Dal 2003 e fino al terremoto, ho avuto la fortuna di crescere un bellissimo gruppo di ragazzi, di allenarli e portarli a 2 titoli italiani giovanili. Ora, alcuni di loro (che gareggiano per altre società), sono ai vertici delle competizioni nazionali ed internazionali, Damiano Capulli ed Elias Iagnemma su tutti.

Ora sono il responsabile del settore arrampicata per Sport Academy Le Naiadi a Pescara, una delle più grandi associazioni sportive multidisciplinari d’Italia, con un presidente giovanissimo (Antonio Pagliaro) che ha saputo riunire sotto un unico nome tante discipline: il Nuoto, il Karate, il Calcio a 5, il Jùdo e appunto l’arrampicata, potendo fruire dei migliori istruttori di settore.

Quanti iscritti ha questa associazione?

Oltre cinquecento giovani atleti (tra tutte le specialità) in costante aumento.

Come ti trovi a Pescara?

Francamente sono a “Le Naiadi” uno dei Centri Sportivi più importanti d’Italia, posso contare su una bellissima struttura d’arrampicata con tanto spazio anche all’aperto, quindi non posso dire che bene. D’altronde dopo il terremoto ho dovuto fare della mia passione un lavoro. La mia è stata una scelta obbligata ma qui la mia professionalità è ripagata, non tanto economicamente, quanto dalla cordialità e dal sorriso di tutti quelli che fanno sport e stare a contatto con il sorriso credo valga più di qualsiasi cosa.

Un consiglio a chi si vuole avvicinare a questo sport?
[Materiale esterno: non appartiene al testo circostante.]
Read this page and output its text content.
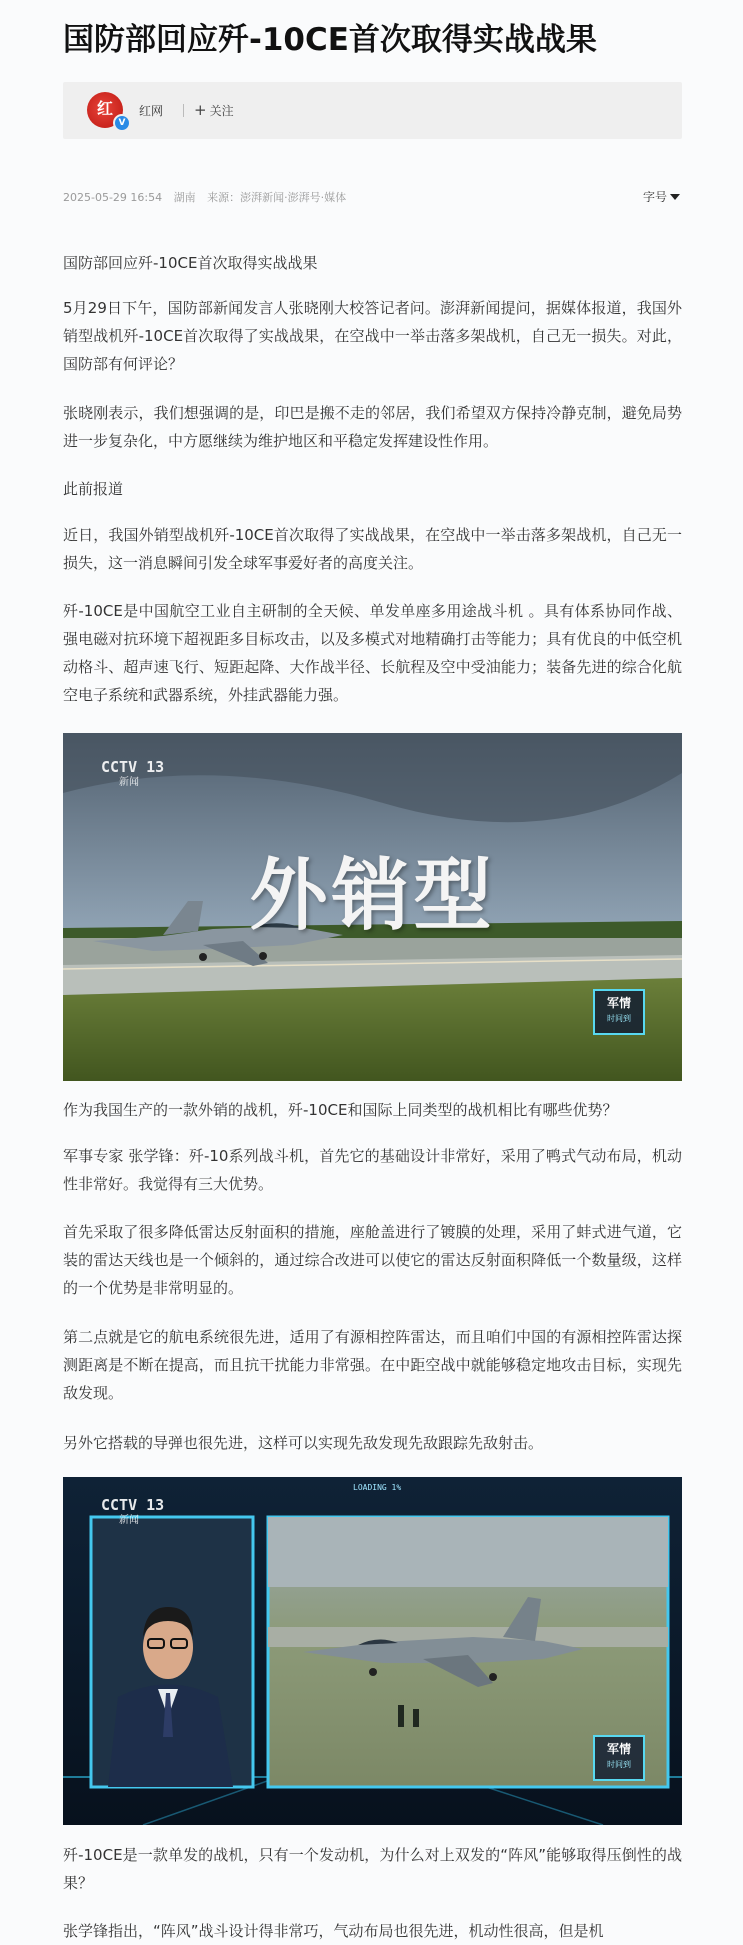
国防部回应歼-10CE首次取得实战战果
红
V
红网 + 关注
2025-05-29 16:54 湖南 来源：澎湃新闻·澎湃号·媒体	字号

国防部回应歼-10CE首次取得实战战果

5月29日下午，国防部新闻发言人张晓刚大校答记者问。澎湃新闻提问，据媒体报道，我国外销型战机歼-10CE首次取得了实战战果，在空战中一举击落多架战机，自己无一损失。对此，国防部有何评论？

张晓刚表示，我们想强调的是，印巴是搬不走的邻居，我们希望双方保持冷静克制，避免局势进一步复杂化，中方愿继续为维护地区和平稳定发挥建设性作用。

此前报道

近日，我国外销型战机歼-10CE首次取得了实战战果，在空战中一举击落多架战机，自己无一损失，这一消息瞬间引发全球军事爱好者的高度关注。

歼-10CE是中国航空工业自主研制的全天候、单发单座多用途战斗机 。具有体系协同作战、强电磁对抗环境下超视距多目标攻击，以及多模式对地精确打击等能力；具有优良的中低空机动格斗、超声速飞行、短距起降、大作战半径、长航程及空中受油能力；装备先进的综合化航空电子系统和武器系统，外挂武器能力强。

CCTV 13
新闻
外销型
军情
时间到

作为我国生产的一款外销的战机，歼-10CE和国际上同类型的战机相比有哪些优势？

军事专家 张学锋：歼-10系列战斗机，首先它的基础设计非常好，采用了鸭式气动布局，机动性非常好。我觉得有三大优势。

首先采取了很多降低雷达反射面积的措施，座舱盖进行了镀膜的处理，采用了蚌式进气道，它装的雷达天线也是一个倾斜的，通过综合改进可以使它的雷达反射面积降低一个数量级，这样的一个优势是非常明显的。

第二点就是它的航电系统很先进，适用了有源相控阵雷达，而且咱们中国的有源相控阵雷达探测距离是不断在提高，而且抗干扰能力非常强。在中距空战中就能够稳定地攻击目标，实现先敌发现。

另外它搭载的导弹也很先进，这样可以实现先敌发现先敌跟踪先敌射击。

CCTV 13
新闻
LOADING 1%
军情
时间到

歼-10CE是一款单发的战机，只有一个发动机，为什么对上双发的“阵风”能够取得压倒性的战果？

张学锋指出，“阵风”战斗设计得非常巧，气动布局也很先进，机动性很高，但是机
Ora l’arrampicata è riconosciuta dal CONI e dal CIO (Comitato Olimpico), si svolgono gare per ogni età e livello. L’importante è non dimenticare che questa attività è figlia dell’alpinismo e quindi è una disciplina anche interiore, un collegamento dell’essere con la natura. Spesso si incorre nell’errore di guardare al grado ed alla prestazione, dimenticando che l’arrampicata è soprattutto una sfida con se stessi è il superare i propri limiti fisici e psicologici è il rispetto per la montagna e per il maestro.

Dicono che sei un insegnante “severo”?

No, sono semplicemente diretto, d’altronde l’arrampicata è l’attività che forse più di altri sport richiede impegno concentrazione e attenzione. La mia “severità” se così vuoi definirla costringe l’allievo ad essere non solo eccellente nella tecnica ma a saper trasmettere ad altri il senso di questa disciplina. C’è infatti chi, pur essendo istruttore, riesce a trasmettere solo competizione, spogliando l’attività di tutti i significati profondi e l’arrampicata non è fatta solo di gradi e trazioni alla sbarra…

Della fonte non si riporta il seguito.